4.予兆 2


「ラキィ!」


 続いてファーチィが、荷物を放り出して飛びついて来た。


「ファーチィ!」


「大丈夫?! 怪我してない?!」


「うん、平気。ごめんね」


「ううん、無事で良かった。何があったの?」


「この子がね、泉の真ん中に一人で立っていたの」


「一人で? 君、名前はなんていうの?」


 少年はファーチィを見たが、やはり何も答えなかった。


「しゃべれないのかしら。お母さんとか、お父さんとか、誰か大人の人と一緒じゃなかったの?」


 すると少年は、小首をかしげる。それを見たラキィは、先ほど自分が話しかけた時もそんな仕草をしていたことを思い出した。


「それにしても、この髪。なんて奇麗……」


 ファーチィが、うっとりと呟く。少年の姿に、一瞬にして心を奪われてしまったようだ。


 ヒュイッ! ヒュイッ!


 その時、今度はさっきとは別の方角から笛の音が響いて来た。


 ヒュイッ! ヒュイッ!


 また違う方角から、今度は森の奥からだ。もしかしたら、この子の連れかも知れない。

 ダイクが呼子を鳴らし、それに答えた。


 ヒュイッ!


 だがやって来たのは、やはり一緒に森に入った村の仲間達だった。

 ラキィ達とは別の集団もいたらしく、全部で十数人の子供達が泉の畔に集まった。

 皆は危険な状況ではないことに安堵すると同時に、初めて見る金髪の少年に色めき立ち、あれこれと声をかけた。

 だが少年は、誰に話しかけられても何の反応も示さず、ラキィの手を握ったまま、じっと前を見ている。子供達はその様子に戸惑いつつも、見知らぬ少年への興味を抑えきれずに騒ぎ立てた。


 それから暫く、少年の連れがやって来るのではないかと、その場で待つことにしたのだが……。

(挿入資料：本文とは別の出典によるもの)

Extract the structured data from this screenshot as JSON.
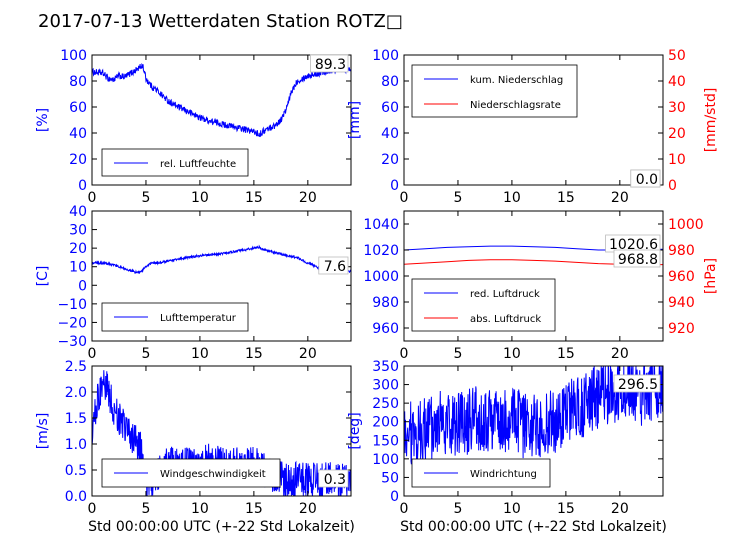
{
  "title": "2017-07-13 Wetterdaten Station ROTZ□",
  "colors": {
    "primary": "#0000ff",
    "secondary": "#ff0000",
    "text": "#000000"
  },
  "chart_data": [
    {
      "type": "line",
      "id": "humidity",
      "xlabel": "",
      "ylabel": "[%]",
      "xlim": [
        0,
        24
      ],
      "ylim": [
        0,
        100
      ],
      "xticks": [
        "0",
        "5",
        "10",
        "15",
        "20"
      ],
      "yticks": [
        "0",
        "20",
        "40",
        "60",
        "80",
        "100"
      ],
      "legend": "bottom-left",
      "value_label": "89.3",
      "noise": 2.5,
      "series": [
        {
          "name": "rel. Luftfeuchte",
          "color": "#0000ff",
          "x": [
            0,
            1,
            1.5,
            2,
            2.5,
            3,
            4,
            4.7,
            5,
            5.5,
            6,
            7,
            8,
            9,
            10,
            11,
            12,
            13,
            14,
            15,
            15.5,
            16,
            16.5,
            17,
            17.5,
            18,
            18.5,
            19,
            20,
            21,
            22,
            23,
            24
          ],
          "y": [
            87,
            86,
            82,
            81,
            84,
            83,
            88,
            92,
            82,
            76,
            73,
            65,
            60,
            56,
            52,
            49,
            47,
            45,
            43,
            41,
            39,
            42,
            44,
            46,
            50,
            58,
            72,
            80,
            84,
            86,
            88,
            89,
            89
          ]
        }
      ]
    },
    {
      "type": "line",
      "id": "precipitation",
      "xlabel": "",
      "ylabel": "[mm]",
      "ylabel_right": "[mm/std]",
      "xlim": [
        0,
        24
      ],
      "ylim": [
        0,
        100
      ],
      "ylim_right": [
        0,
        50
      ],
      "xticks": [
        "0",
        "5",
        "10",
        "15",
        "20"
      ],
      "yticks": [
        "0",
        "20",
        "40",
        "60",
        "80",
        "100"
      ],
      "yticks_right": [
        "0",
        "10",
        "20",
        "30",
        "40",
        "50"
      ],
      "legend": "top-left",
      "value_labels": [
        "0.0",
        "0.0"
      ],
      "series": [
        {
          "name": "kum. Niederschlag",
          "color": "#0000ff",
          "x": [
            0,
            24
          ],
          "y": [
            0,
            0
          ]
        },
        {
          "name": "Niederschlagsrate",
          "color": "#ff0000",
          "axis": "right",
          "x": [
            0,
            24
          ],
          "y": [
            0,
            0
          ]
        }
      ]
    },
    {
      "type": "line",
      "id": "temperature",
      "xlabel": "",
      "ylabel": "[C]",
      "xlim": [
        0,
        24
      ],
      "ylim": [
        -30,
        40
      ],
      "xticks": [
        "0",
        "5",
        "10",
        "15",
        "20"
      ],
      "yticks": [
        "−30",
        "−20",
        "−10",
        "0",
        "10",
        "20",
        "30",
        "40"
      ],
      "legend": "bottom-left",
      "value_label": "7.6",
      "noise": 0.6,
      "series": [
        {
          "name": "Lufttemperatur",
          "color": "#0000ff",
          "x": [
            0,
            1,
            2,
            3,
            4,
            4.5,
            5,
            5.5,
            6,
            7,
            8,
            9,
            10,
            11,
            12,
            13,
            14,
            15,
            15.5,
            16,
            17,
            18,
            19,
            20,
            21,
            22,
            23,
            24
          ],
          "y": [
            12,
            12,
            11,
            9,
            7,
            7,
            10,
            12,
            12,
            13,
            14,
            15,
            16,
            16.5,
            17,
            18,
            19,
            20,
            20.5,
            19,
            17.5,
            16,
            15,
            12,
            9.5,
            8.5,
            8,
            7.6
          ]
        }
      ]
    },
    {
      "type": "line",
      "id": "pressure",
      "xlabel": "",
      "ylabel": "",
      "ylabel_right": "[hPa]",
      "xlim": [
        0,
        24
      ],
      "ylim": [
        950,
        1050
      ],
      "ylim_right": [
        910,
        1010
      ],
      "xticks": [
        "0",
        "5",
        "10",
        "15",
        "20"
      ],
      "yticks": [
        "960",
        "980",
        "1000",
        "1020",
        "1040"
      ],
      "yticks_right": [
        "920",
        "940",
        "960",
        "980",
        "1000"
      ],
      "legend": "bottom-left",
      "value_labels": [
        "1020.6",
        "968.8"
      ],
      "series": [
        {
          "name": "red. Luftdruck",
          "color": "#0000ff",
          "x": [
            0,
            2,
            4,
            6,
            8,
            10,
            12,
            14,
            16,
            18,
            20,
            22,
            24
          ],
          "y": [
            1020,
            1021,
            1022,
            1022.5,
            1023,
            1023,
            1022.5,
            1022,
            1021,
            1020,
            1020,
            1020.5,
            1020.6
          ]
        },
        {
          "name": "abs. Luftdruck",
          "color": "#ff0000",
          "axis": "right",
          "x": [
            0,
            2,
            4,
            6,
            8,
            10,
            12,
            14,
            16,
            18,
            20,
            22,
            24
          ],
          "y": [
            969,
            970,
            971,
            972,
            972.5,
            972.5,
            972,
            971.5,
            970.5,
            969.5,
            969,
            968.8,
            968.8
          ]
        }
      ]
    },
    {
      "type": "line",
      "id": "wind-speed",
      "xlabel": "Std 00:00:00 UTC (+-22 Std Lokalzeit)",
      "ylabel": "[m/s]",
      "xlim": [
        0,
        24
      ],
      "ylim": [
        0,
        2.5
      ],
      "xticks": [
        "0",
        "5",
        "10",
        "15",
        "20"
      ],
      "yticks": [
        "0.0",
        "0.5",
        "1.0",
        "1.5",
        "2.0",
        "2.5"
      ],
      "legend": "bottom-left",
      "value_label": "0.3",
      "noise": 0.35,
      "series": [
        {
          "name": "Windgeschwindigkeit",
          "color": "#0000ff",
          "x": [
            0,
            0.5,
            1,
            1.5,
            2,
            3,
            4,
            4.5,
            5,
            6,
            7,
            8,
            9,
            10,
            11,
            12,
            13,
            14,
            15,
            16,
            17,
            18,
            19,
            20,
            21,
            22,
            23,
            24
          ],
          "y": [
            1.2,
            1.8,
            2.2,
            2.0,
            1.7,
            1.3,
            1.1,
            0.9,
            0.2,
            0.4,
            0.6,
            0.6,
            0.6,
            0.6,
            0.7,
            0.6,
            0.6,
            0.6,
            0.6,
            0.5,
            0.4,
            0.3,
            0.3,
            0.3,
            0.3,
            0.3,
            0.3,
            0.3
          ]
        }
      ]
    },
    {
      "type": "line",
      "id": "wind-direction",
      "xlabel": "Std 00:00:00 UTC (+-22 Std Lokalzeit)",
      "ylabel": "[deg]",
      "xlim": [
        0,
        24
      ],
      "ylim": [
        0,
        350
      ],
      "xticks": [
        "0",
        "5",
        "10",
        "15",
        "20"
      ],
      "yticks": [
        "0",
        "50",
        "100",
        "150",
        "200",
        "250",
        "300",
        "350"
      ],
      "legend": "bottom-left",
      "value_label": "296.5",
      "noise": 90,
      "series": [
        {
          "name": "Windrichtung",
          "color": "#0000ff",
          "x": [
            0,
            1,
            2,
            3,
            4,
            5,
            6,
            7,
            8,
            9,
            10,
            11,
            12,
            13,
            14,
            15,
            16,
            17,
            18,
            19,
            20,
            21,
            22,
            23,
            24
          ],
          "y": [
            180,
            160,
            180,
            190,
            200,
            190,
            200,
            210,
            200,
            200,
            210,
            190,
            190,
            190,
            200,
            210,
            240,
            250,
            270,
            280,
            280,
            280,
            270,
            290,
            296
          ]
        }
      ]
    }
  ]
}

 結局それらしき者はいつになっても現れず、ラキィ達は途方に暮れてしまった。

 こんな事態は、子供の手に余る。


「仕方ないな、いつまでもここにいたら日が暮れちゃうよ。村に連れて行こう」


 年長者のダイクの提案で、皆は村に引き上げることにした。


「心配しないで、あたしがついているから」


 ラキィが手を引くと、少年はおとなしくそれに従った。抵抗されたらどうしようという心配は杞憂に終わり、ひそかに胸をなで下ろす。

 だが次の瞬間。


(あっ、水芋ティポコ!)


 忘れていた、地面に放り出したままだった。


 すると少年は何を思ったか、急に手を放すと後ろを振り返った。

 そして芋の山に向かってしゃがみこみ、黙って水芋を雑嚢に詰め始めた。

 それを見た他の子供達は顔を見合わせ、それから緊張がほぐれたように笑い合いながら、我先に少年の周りに群がって荷造りを手伝い始める。


 だがラキィは、その光景を見つめながら、ひとり立ちすくんでいた。


(どうして……。あたしはまだ何も言っていなかったのに……)


 そして少年が振り返ったあの一瞬、その瞳が確かに虹色に煌めいたことを、思い返していた。